How to Invest in AI's Demand for Energy

How much energy does AI use?

The math on this differs based on the source, but the consensus is that it's a lot. Goldman Sachs quantified this: a ChatGPT query needs nearly ten times as much electricity to process as a Google search, making it very inefficient.

Why is this? According to the World Economic Forum (WEF), 80% of this demand comes from the "inference" phase of the AI lifecycle where the model solves problems, while the learning phase where they analyze the data takes up 20%.

The WEF further notes that the energy required to run AI has an annual growth rate between 26% and 36%. By 2028, AI could use more power than Iceland did in 2021.

Forbes reports that one of the most popular generative AIs commercially available, GPT-4, requires 50 gigawatt-hours. To put it in perspective, Forbes noted that this was 0.02% of the electricity California generates in a year and 50 times the energy requirements of GPT-3.

The culprit behind this immense energy consumption is the backbone of AI infrastructure: data centers. According to Forbes, data centers account for 3% of global energy consumption and emit the same amount of CO2 as Brazil.

Goldman Sachs concurs, predicting an overall increase in data center power consumption from AI to be on the order of 200 terawatt-hours per year between 2023 and 2030. By 2028, AI is expected to represent about 19% of data center power demand.

Additionally, the International Energy Agency (IEA) forecasts that electricity consumption from data centers and AI will double by 2025, globally consuming an estimated 460 terawatt-hours (TWh) in 2022, rising to 1,000 TWh by 2026, which is equal to Japan's total electricity consumption.

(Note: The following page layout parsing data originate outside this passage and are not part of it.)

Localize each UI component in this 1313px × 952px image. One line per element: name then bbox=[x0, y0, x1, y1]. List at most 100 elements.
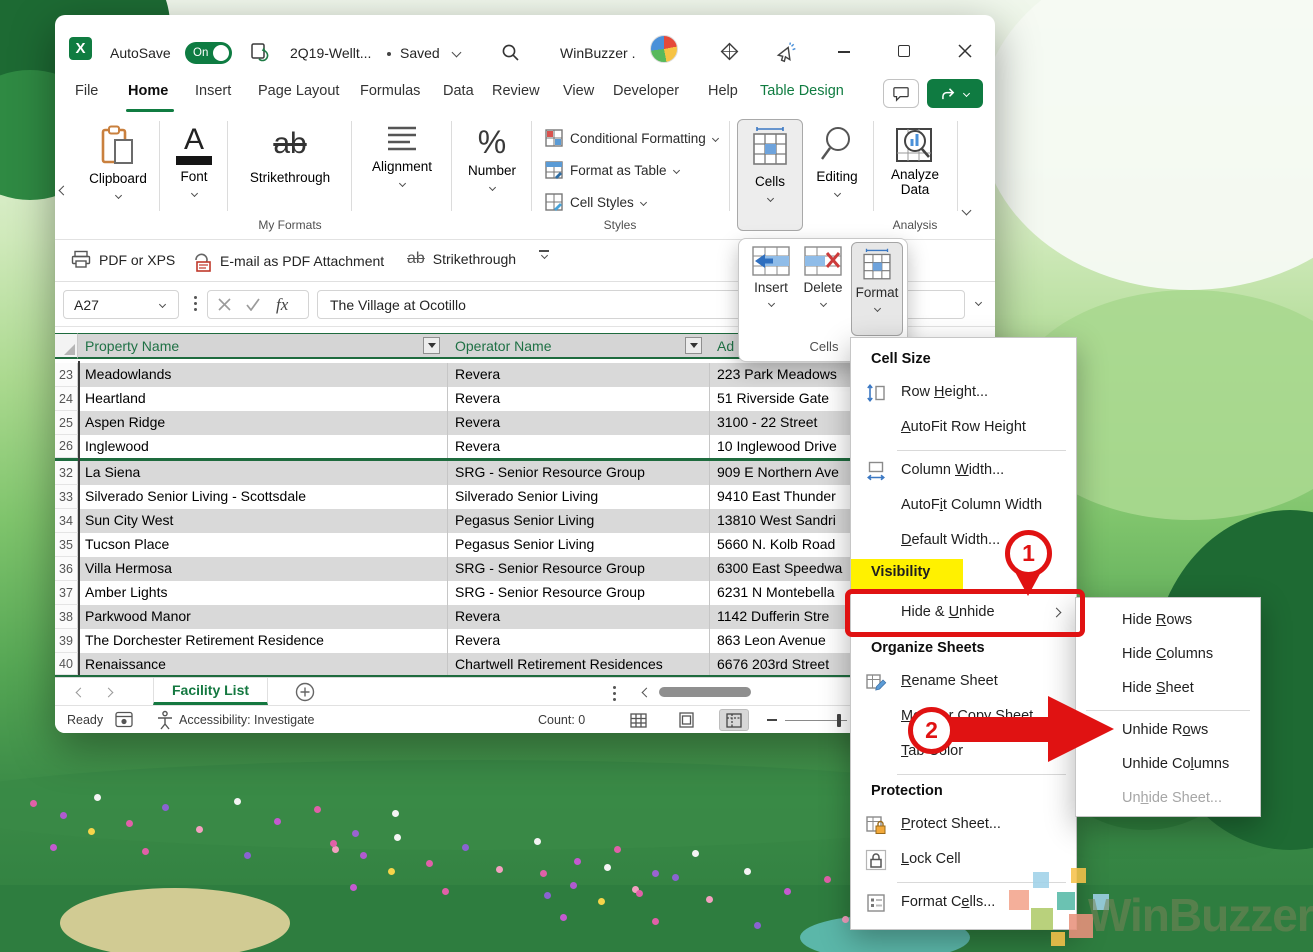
row-number[interactable]: 39 bbox=[55, 629, 78, 653]
menu-item-protect-sheet[interactable]: Protect Sheet... bbox=[851, 808, 1076, 843]
delete-button[interactable]: Delete bbox=[799, 245, 847, 306]
row-number[interactable]: 33 bbox=[55, 485, 78, 509]
row-number[interactable]: 35 bbox=[55, 533, 78, 557]
enter-check-icon[interactable] bbox=[246, 298, 260, 316]
search-icon[interactable] bbox=[501, 43, 520, 67]
horizontal-scrollbar-thumb[interactable] bbox=[659, 687, 751, 697]
table-row[interactable]: Parkwood ManorRevera1142 Dufferin Stre bbox=[78, 605, 855, 629]
sheet-tab-options-icon[interactable] bbox=[613, 686, 616, 689]
qat-strikethrough-button[interactable]: ab Strikethrough bbox=[407, 250, 516, 268]
tab-table-design[interactable]: Table Design bbox=[760, 83, 844, 99]
editing-group-button[interactable]: Editing bbox=[807, 125, 867, 196]
zoom-slider-handle[interactable] bbox=[837, 714, 841, 727]
tab-developer[interactable]: Developer bbox=[613, 83, 679, 99]
table-row[interactable]: HeartlandRevera51 Riverside Gate bbox=[78, 387, 855, 411]
minimize-button[interactable] bbox=[838, 51, 850, 53]
tab-review[interactable]: Review bbox=[492, 83, 540, 99]
tab-file[interactable]: File bbox=[75, 83, 98, 99]
insert-button[interactable]: Insert bbox=[747, 245, 795, 306]
row-number[interactable]: 37 bbox=[55, 581, 78, 605]
table-row[interactable]: Tucson PlacePegasus Senior Living5660 N.… bbox=[78, 533, 855, 557]
select-all-corner[interactable] bbox=[55, 333, 78, 359]
formula-bar-expand-icon[interactable] bbox=[975, 299, 982, 306]
clipboard-group-button[interactable]: Clipboard bbox=[83, 125, 153, 198]
fx-icon[interactable]: fx bbox=[276, 295, 288, 315]
cancel-icon[interactable] bbox=[218, 298, 231, 316]
save-icon[interactable] bbox=[249, 41, 271, 68]
qat-overflow-button[interactable] bbox=[539, 250, 549, 258]
table-row[interactable]: Amber LightsSRG - Senior Resource Group6… bbox=[78, 581, 855, 605]
row-number[interactable]: 40 bbox=[55, 653, 78, 675]
column-header-operator[interactable]: Operator Name bbox=[448, 333, 710, 359]
cells-group-button[interactable]: Cells bbox=[737, 119, 803, 231]
table-row[interactable]: The Dorchester Retirement ResidenceRever… bbox=[78, 629, 855, 653]
table-row[interactable]: RenaissanceChartwell Retirement Residenc… bbox=[78, 653, 855, 675]
tab-home[interactable]: Home bbox=[128, 83, 168, 99]
view-normal-button[interactable] bbox=[623, 709, 653, 731]
premium-diamond-icon[interactable] bbox=[720, 42, 739, 66]
share-button[interactable] bbox=[927, 79, 983, 108]
format-button[interactable]: Format bbox=[851, 242, 903, 336]
menu-item-autofit-column-width[interactable]: AutoFit Column Width bbox=[851, 489, 1076, 524]
row-number[interactable]: 32 bbox=[55, 461, 78, 485]
ribbon-scroll-left-icon[interactable] bbox=[59, 186, 69, 196]
row-number[interactable]: 36 bbox=[55, 557, 78, 581]
document-title[interactable]: 2Q19-Wellt... bbox=[290, 45, 371, 61]
table-row[interactable]: Sun City WestPegasus Senior Living13810 … bbox=[78, 509, 855, 533]
submenu-item-hide-columns[interactable]: Hide Columns bbox=[1076, 638, 1260, 672]
cell-styles-button[interactable]: Cell Styles bbox=[545, 193, 646, 211]
format-as-table-button[interactable]: Format as Table bbox=[545, 161, 679, 179]
comments-button[interactable] bbox=[883, 79, 919, 108]
menu-item-autofit-row-height[interactable]: AutoFit Row Height bbox=[851, 411, 1076, 446]
table-row[interactable]: Aspen RidgeRevera3100 - 22 Street bbox=[78, 411, 855, 435]
row-number[interactable]: 25 bbox=[55, 411, 78, 435]
saved-chevron-icon[interactable] bbox=[452, 48, 462, 58]
zoom-out-button[interactable] bbox=[767, 719, 777, 721]
view-page-break-button[interactable] bbox=[719, 709, 749, 731]
macro-record-icon[interactable] bbox=[115, 711, 133, 731]
alignment-group-button[interactable]: Alignment bbox=[359, 125, 445, 186]
view-page-layout-button[interactable] bbox=[671, 709, 701, 731]
menu-item-row-height[interactable]: Row Height... bbox=[851, 376, 1076, 411]
feedback-megaphone-icon[interactable] bbox=[775, 42, 797, 69]
font-group-button[interactable]: A Font bbox=[167, 125, 221, 196]
row-number[interactable]: 38 bbox=[55, 605, 78, 629]
filter-button-property[interactable] bbox=[423, 337, 440, 354]
menu-item-column-width[interactable]: Column Width... bbox=[851, 454, 1076, 489]
saved-status[interactable]: Saved bbox=[400, 45, 440, 61]
table-row[interactable]: Silverado Senior Living - ScottsdaleSilv… bbox=[78, 485, 855, 509]
tab-help[interactable]: Help bbox=[708, 83, 738, 99]
ribbon-options-chevron-icon[interactable] bbox=[962, 206, 972, 216]
row-number[interactable]: 26 bbox=[55, 435, 78, 458]
row-number[interactable]: 23 bbox=[55, 363, 78, 387]
sheet-nav-right-icon[interactable] bbox=[104, 688, 114, 698]
account-name[interactable]: WinBuzzer . bbox=[560, 45, 635, 61]
autosave-toggle[interactable]: On bbox=[185, 42, 232, 64]
sheet-nav-left-icon[interactable] bbox=[76, 688, 86, 698]
row-number[interactable]: 34 bbox=[55, 509, 78, 533]
account-avatar[interactable] bbox=[650, 35, 678, 63]
table-row[interactable]: MeadowlandsRevera223 Park Meadows bbox=[78, 363, 855, 387]
submenu-item-hide-rows[interactable]: Hide Rows bbox=[1076, 604, 1260, 638]
strikethrough-button[interactable]: ab Strikethrough bbox=[235, 125, 345, 185]
name-box-drag-icon[interactable] bbox=[194, 296, 197, 299]
close-button[interactable] bbox=[958, 44, 972, 63]
email-pdf-button[interactable]: E-mail as PDF Attachment bbox=[189, 250, 384, 272]
maximize-button[interactable] bbox=[898, 45, 910, 57]
menu-item-rename-sheet[interactable]: Rename Sheet bbox=[851, 665, 1076, 700]
tab-insert[interactable]: Insert bbox=[195, 83, 231, 99]
analyze-data-button[interactable]: Analyze Data bbox=[879, 125, 951, 197]
number-group-button[interactable]: % Number bbox=[459, 125, 525, 190]
tab-formulas[interactable]: Formulas bbox=[360, 83, 420, 99]
table-row[interactable]: La SienaSRG - Senior Resource Group909 E… bbox=[78, 461, 855, 485]
hscroll-left-icon[interactable] bbox=[642, 688, 652, 698]
accessibility-status[interactable]: Accessibility: Investigate bbox=[179, 713, 314, 727]
conditional-formatting-button[interactable]: Conditional Formatting bbox=[545, 129, 718, 147]
table-row[interactable]: Villa HermosaSRG - Senior Resource Group… bbox=[78, 557, 855, 581]
tab-view[interactable]: View bbox=[563, 83, 594, 99]
tab-page-layout[interactable]: Page Layout bbox=[258, 83, 339, 99]
name-box[interactable]: A27 bbox=[63, 290, 179, 319]
row-number[interactable]: 24 bbox=[55, 387, 78, 411]
sheet-tab-facility-list[interactable]: Facility List bbox=[153, 678, 268, 705]
new-sheet-button[interactable] bbox=[295, 682, 315, 707]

Where will the energy to power AI come from?

There is a significant push toward "sustainable AI," aiming to ensure its energy comes from renewable, clean sources. This aligns with broader global trends towards renewable energy adoption.

For instance, the IEA projects that low-emission sources—including nuclear and renewables like solar, wind, and hydro—will cover half of the world's electricity generation by 2026, up from 39% in 2023.

They also believe that renewables are set to provide more than one-third of total electricity generation globally by early 2025, largely replacing fossil fuels like thermal coal, thanks to lower solar costs.

However, solar is only part of the equation. A big driver of this transition is nuclear generation, which is forecast to grow by close to 3% per year on average through 2026 due to new reactors in China, India, Korea, and Europe, and the recommissioning and restarts in France and Japan.

"Many of the technology companies that are building the large data centers required to power AI have clean energy goals and are increasingly turning to nuclear energy to secure reliable baseload power," says Steve Schoffstall, Director of ETF Product Management at Sprott Asset Management USA.

Moreover, the IEA notes that during the December 2023 COP28 climate change conference, more than 20 countries signed a joint declaration to triple nuclear power capacity by 2050. This highlights the increasing acceptance of nuclear energy as a stable and significant source of clean power.

"The uranium needed to feed nuclear reactors may likely be in a supply deficit for the foreseeable future, with a cumulative deficit of one billion to 2.1 billion pounds through 2040," Schoffstall explains. "In our view, uranium miners are likely to benefit from the increased demand for nuclear energy."

The benefit of this shift therefore extends to the materials sector rather than the traditional energy sector companies involved in oil and gas or thermal coal.

Key raw inputs include not only uranium, but also lithium, copper, nickel, silver, manganese, cobalt, graphite, and rare earth elements, which are essential for clean energy technologies such as solar panels, nuclear reactors, wind turbines, batteries, and cabling.

"Popular in consumer electronics and electric vehicles (EVs), lithium-ion batteries may see increased demand from AI data centers as the need for energy storage increases," Schoffstall notes. "Though lithium is currently in a supply surplus, we see the potential for large lithium supply deficits in the coming years from both EVs and grid battery storage." 

Which ETFs can I use?

The buy-it-all thematic ETF to watch here is the Sprott Energy Transition Materials ETF

. For a 0.65% expense ratio, it holds companies producing all these materials, offering a globally diversified portfolio balanced between large, mid, and small caps.

But, if you prefer to slice-and-dice your exposure, Sprott also has numerous other ETFs corresponding to select materials found in SETM – including the two highlighted earlier by Schoffstall:

• Sprott Uranium Miners ETF
  URNM
  -1.72%
• Sprott Copper Miners ETF
  COPP
  -0.82%
• Sprott Lithium Miners ETF
  LITP
  +1.43%
• Sprott Nickel Miners ETF
  NIKL
  -0.68%

Please note this article is for information purposes only and does not in any way constitute investment advice. It is essential that you seek advice from a registered financial professional prior to making any investment decision.